FXには「店頭取引」と「取引所取引」がある

https://www.keisan.nta.go.jp/h25/ta_top.htm

国税庁が運営するWebサイト。確定申告の詳細が分かりやすく解説されています

FXには「店頭取引」と「取引所取引」という2通りの取引方法があります。まずは、それぞれの取引の概要を確認しておきましょう。

店頭取引は、FX会社と投資家の間で直接行う取引です。
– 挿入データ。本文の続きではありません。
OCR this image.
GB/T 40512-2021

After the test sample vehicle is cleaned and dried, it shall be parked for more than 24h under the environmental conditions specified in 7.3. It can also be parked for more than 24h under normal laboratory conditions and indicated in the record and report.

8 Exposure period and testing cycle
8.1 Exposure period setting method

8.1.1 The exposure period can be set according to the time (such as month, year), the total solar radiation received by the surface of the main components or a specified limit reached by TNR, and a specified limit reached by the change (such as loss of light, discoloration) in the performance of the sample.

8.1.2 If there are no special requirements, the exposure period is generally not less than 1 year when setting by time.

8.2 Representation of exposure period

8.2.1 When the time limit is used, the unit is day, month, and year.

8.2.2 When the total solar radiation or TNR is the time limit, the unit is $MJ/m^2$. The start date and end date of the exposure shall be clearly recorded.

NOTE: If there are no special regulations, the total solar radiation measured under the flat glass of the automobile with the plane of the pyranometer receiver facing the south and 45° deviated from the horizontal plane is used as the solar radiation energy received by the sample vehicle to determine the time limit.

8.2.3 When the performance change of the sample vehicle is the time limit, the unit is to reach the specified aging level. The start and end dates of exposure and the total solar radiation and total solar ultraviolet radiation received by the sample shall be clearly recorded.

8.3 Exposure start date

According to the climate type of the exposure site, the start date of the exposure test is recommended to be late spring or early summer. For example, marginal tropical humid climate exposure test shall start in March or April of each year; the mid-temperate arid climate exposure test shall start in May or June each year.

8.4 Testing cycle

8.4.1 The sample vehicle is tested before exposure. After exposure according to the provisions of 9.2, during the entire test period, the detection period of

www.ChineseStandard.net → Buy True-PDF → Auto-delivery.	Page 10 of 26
店頭取引をすることのできるFX会社はたくさんありますが、会社ごとに為替レートやスワップ金利などの取引条件が異なるため、投資家自身が条件のよい会社を選んで取引することになります。

取引所取引は、「くりっく365」や「大証FX」といった取引所を通した取引です。取引所ごとに、取引に参加できる金融機関(取扱金融機関)が決められています。同じ取引所であれば、どの取扱金融機関を選んでも為替レートやスワップ金利は同じです。

例えば野村証券では、店頭取引「ノムラFX」、取引所取引「大証FX」、取引所取引「くりっく365」の3種類の取引が用意されており、投資家は条件を比べて自由に選ぶことができます。

「申告分離」「損益通算」「損失繰越」が特徴

2011年までは取引方法によって税金のかかり方や確定申告の手順が異なりましたが、現在ではどちらを選んでも同じです。取引方法によって税の扱いが異なる分かりにくさ、店頭取引と取引所取引の間で損益通算ができない不便さなどが解消され、シンプルになりました。

FXの利益は、ほかの所得とは切り離して税額の計算をする申告分離課税の対象です。税率は、利益の大きさにかかわりなく一律20%(※)と決まっています。複数の会社で口座を持ちFX取引をしている場合は、1年間のそれぞれの利益や損失を通算した正味の利益に対して税金がかかります。日経平均先物やオプション、商品先物取引をしている場合も、FXと損益の通算をすることができます。

※所得税額に対して復興特別所得税として2.1%が課税されます

損失が出た場合には、確定申告の義務はありませんが、申告することで3年間損失を繰り越すことができます。1年目の損失を2年目や3年目の利益から差し引くことができ、結果として2年目3年目の税金を少なくする効果があります。

確定申告では、申告書B申告書第三表(分離課税用)先物取引に係る雑所得等の金額の計算明細書、申告書付表(先物取引に係る繰越損失用)などが必要です。そのほか、源泉徴収票や取引報告書など、取引の明細が分かる書類を準備しましょう。